The Guardroom, 2015, 10min
Femka is a young artist who used to work as a nurse in a plastic surgery clinic. She gave up her medicine studies in order to be an artist. She tells about her first visit to the old Masters Gallery of Dresden paying particular attention to a striking conversation she had with an old security guard in the Caravaggisti room.
The Right, 2015, 12 min
A 73-year-old security guard from the Old Masters Picture Gallery in Dresden writes a letter to the director of the Muzeum Sztuki of Łódź, requesting to volunteer as a security guard there.

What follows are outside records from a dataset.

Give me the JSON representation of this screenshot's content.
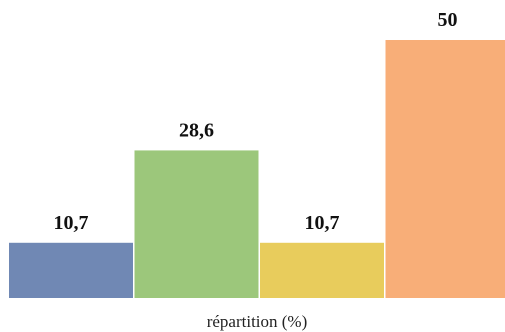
{
  "chart_data": {
    "type": "bar",
    "categories": [
      "",
      "",
      "",
      ""
    ],
    "values": [
      10.7,
      28.6,
      10.7,
      50
    ],
    "value_labels": [
      "10,7",
      "28,6",
      "10,7",
      "50"
    ],
    "colors": [
      "#7088b4",
      "#9cc77b",
      "#e8cc5c",
      "#f8ae78"
    ],
    "xlabel": "répartition (%)",
    "ylim": [
      0,
      50
    ],
    "grid": false,
    "legend": "none"
  }
}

The fourth in a series of short films entitled “The Anonymity of the Night”, The Right is a fictional story framed by historical sentiments. The ostensible reason for the security guard’s wish for a transfer – apart from her personal history as a Polish-German refugee in the 1940s – is the Łódź museum’s collection of avant-garde pieces by the “a.r.” group (“revolutionary artists”, “real avant-garde”) from the 1930s, one of the most renowned leftist Polish avant-garde groups of the interwar period, which she values much more highly than the old masters in the Caravaggisti room in Dresden, where she is currently placed.
Assaf Gruber (b. 1980 in Jerusalem) lives and works in Berlin. He studied at the Ecole Nationale Supérieure de Beaux-art, Paris and at the Higher Institute for Fine Arts (HISK), Ghent, Belgium.